This site spends little time discussing and analyzing central banks’ policies. Some of the media’s preoccupation with central banks reflects an ideological endorsement of command and control SLL does not share. There are people, mostly well-educated, who actually believe that economies with millions of producers, consumers, and businesses, engaging daily in billions of transactions, can be directed by a group of central bank bureaucrats manipulating short-term interest rates and exchanging the government’s debt for their own fiat debt. Historically Efficacious Government and Central Bank Control of Economies is an even shorter book than The Humility of Donald Trump. The titles of both are longer than the contents, but while faith in central banks waxes and wanes, it never dies. Some of the aforementioned preoccupation is journalistic and analytical laziness: it’s easier to speculate and report on central bank statements and policies than it is to determine what’s actually going on with an economy.
SLL devoted two paragraphs to the Fed’s latest move, and the thrust of those paragraphs was that markets had already marked up rates for a substantial segment of borrowers, starting about six months ago, and the Fed, as it usually does, was following the market. The Fed’s zero rate federal funds target took short terms rates lower than they would have been absent that Fed policy. Europe and Japan’s negative interest rates are an even greater distortion from free market rates. However, the global economy was burdened with more debt than it could sustain back in 2008, when the Fed kicked off the global central banks’ easy credit campaign. That excess of debt ensured that interest rates would remain low by historical standards (for the most creditworthy borrowers), whether central banks intervened or not.

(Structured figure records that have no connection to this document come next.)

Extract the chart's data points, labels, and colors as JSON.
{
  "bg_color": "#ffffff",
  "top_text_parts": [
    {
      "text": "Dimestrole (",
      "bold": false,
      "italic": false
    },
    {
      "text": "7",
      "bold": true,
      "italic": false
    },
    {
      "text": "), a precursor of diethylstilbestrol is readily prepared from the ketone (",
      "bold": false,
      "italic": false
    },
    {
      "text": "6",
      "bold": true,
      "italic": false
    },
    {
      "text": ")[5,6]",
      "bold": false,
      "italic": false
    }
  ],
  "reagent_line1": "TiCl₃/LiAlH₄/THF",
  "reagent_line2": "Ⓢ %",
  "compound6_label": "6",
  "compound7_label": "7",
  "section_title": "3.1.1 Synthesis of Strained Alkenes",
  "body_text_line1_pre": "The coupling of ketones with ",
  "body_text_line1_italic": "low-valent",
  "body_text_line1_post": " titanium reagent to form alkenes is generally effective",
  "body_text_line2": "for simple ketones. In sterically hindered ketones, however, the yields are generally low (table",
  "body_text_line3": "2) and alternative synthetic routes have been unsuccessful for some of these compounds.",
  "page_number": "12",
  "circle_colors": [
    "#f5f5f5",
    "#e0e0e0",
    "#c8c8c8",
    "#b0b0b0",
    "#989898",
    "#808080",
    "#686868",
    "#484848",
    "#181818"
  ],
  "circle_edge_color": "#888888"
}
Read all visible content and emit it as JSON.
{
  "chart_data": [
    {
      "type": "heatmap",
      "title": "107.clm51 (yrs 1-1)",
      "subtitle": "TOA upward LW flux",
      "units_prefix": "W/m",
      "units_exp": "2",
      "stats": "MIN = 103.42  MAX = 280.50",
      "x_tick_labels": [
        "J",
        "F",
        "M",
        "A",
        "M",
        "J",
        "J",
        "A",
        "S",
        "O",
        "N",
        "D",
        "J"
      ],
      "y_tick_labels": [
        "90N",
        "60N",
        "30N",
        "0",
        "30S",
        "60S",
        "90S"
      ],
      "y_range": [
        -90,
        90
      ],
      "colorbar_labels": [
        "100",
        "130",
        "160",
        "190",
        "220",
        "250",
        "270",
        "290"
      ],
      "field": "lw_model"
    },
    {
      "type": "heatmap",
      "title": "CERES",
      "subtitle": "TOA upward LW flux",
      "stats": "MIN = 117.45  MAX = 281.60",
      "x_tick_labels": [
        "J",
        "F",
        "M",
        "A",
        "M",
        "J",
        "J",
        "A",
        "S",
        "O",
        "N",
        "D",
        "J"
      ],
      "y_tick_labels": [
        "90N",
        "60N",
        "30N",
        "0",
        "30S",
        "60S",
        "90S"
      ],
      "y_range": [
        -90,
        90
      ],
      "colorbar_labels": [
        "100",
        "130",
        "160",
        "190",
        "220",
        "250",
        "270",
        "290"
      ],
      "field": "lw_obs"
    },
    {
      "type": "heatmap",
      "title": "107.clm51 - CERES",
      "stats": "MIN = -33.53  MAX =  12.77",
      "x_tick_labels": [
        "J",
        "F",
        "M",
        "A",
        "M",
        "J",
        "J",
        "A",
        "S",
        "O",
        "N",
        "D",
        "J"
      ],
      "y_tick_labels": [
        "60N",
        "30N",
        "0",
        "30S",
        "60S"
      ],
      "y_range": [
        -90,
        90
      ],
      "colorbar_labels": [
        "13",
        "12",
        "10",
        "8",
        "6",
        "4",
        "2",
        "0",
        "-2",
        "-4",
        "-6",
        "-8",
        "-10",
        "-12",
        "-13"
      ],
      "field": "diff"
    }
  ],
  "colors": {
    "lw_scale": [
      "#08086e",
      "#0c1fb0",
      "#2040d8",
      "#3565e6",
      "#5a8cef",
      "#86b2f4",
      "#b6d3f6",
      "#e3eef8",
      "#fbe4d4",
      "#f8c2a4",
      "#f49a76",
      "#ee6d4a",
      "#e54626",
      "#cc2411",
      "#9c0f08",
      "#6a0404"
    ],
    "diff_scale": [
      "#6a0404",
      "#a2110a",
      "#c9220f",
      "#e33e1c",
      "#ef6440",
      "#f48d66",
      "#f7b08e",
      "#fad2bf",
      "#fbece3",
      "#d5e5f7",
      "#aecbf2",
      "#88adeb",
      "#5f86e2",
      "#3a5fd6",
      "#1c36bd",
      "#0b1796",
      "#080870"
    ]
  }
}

Credit expansion and contraction have two constituent elements: psychology and hard economic reality, and the former is more important than the latter. From too indebted in 2008, the global economy has gone to an even more indebted extreme, led by governments and central banks. The change from debt expansion to debt contraction is not based on some hard ratio of debt to ability to service it, but rather on the psychology of the herd changing from optimism to pessimism.
By late last year it was objectively clear that crashing commodity prices, particularly oil, would impair the creditworthiness of commodity producers (see “Oil Ushers in the Depression”). Every debt is someone else’s asset. Fraying creditworthiness, given this accounting identity and the inextricably intertwined nature of credit in the debt-based global economy, will spread from any significant part of the economy to other parts of the economy. Commodities qualify as a significant part of the global economy. They are certainly a bigger sector than the US housing and mortgage-finance market was in 2008, and we need no reminder that the housing implosion turned into the global financial crisis. So it was also objectively clear late last year that deteriorating creditworthiness in commodities would not remain confined to commodities.
Nevertheless, it has taken most of this year for the equity herd to get the joke. It has watched the hole of Fed policy and not the doughnut of the global economy and souring credit. Who says they don’t ring a bell at the top? Credit markets have been clanging since mid year. Interest rate spreads on commodity producers debt widened first, followed by financial stress and actual insolvency and bankruptcies in that sector. The stress has spread. What is erroneously referred to as “contagion,” is actually a widening margin call: deteriorating asset prices and shrinking economic activity pressure related industries, forcing cutbacks and asset sales. This contraction has been reflected in financial markets, where deteriorating liquidity for lower-quality credit of all issuers, not just commodity producers, has forced mutual funds and exchange traded funds that invest in those credits, faced with surging redemptions, to either sell at fire sale prices or bar redemptions until, they hope, prices improve.
Markets are nothing if not bipolar, so the stock market staged a euphoric rally after the Fed announced its rate hike Wednesday. However, with the Fed out of the way, it was back to the depressing reality of credit contraction and the shrinking global economy. Thursday the market gave back the entire rally, and Friday the Dow closed down 367 points.
On a day-to-day basis, SLL makes no attempt to predict what markets are going to do. However, if the ever-changing speculative psychology has switched from Fed-preoccupation to contemplation of the abysmal state of the global economy and the ongoing credit carnage, the next two weeks may be “interesting” in the sense of that old Chinese proverb. Many traders and institutions have already closed their books on the year and will not be transacting. Thus, a falling stock market may encounter even less buy-side liquidity than when the herd scatters during “normal” market drops.
Or perhaps the market just meanders, or rallies. Nobody is infallible in these matters, which is why it’s best to stay focused on economic and financial reality. Right now, regardless of what the stock market does before New Year’s, that reality looks bleak.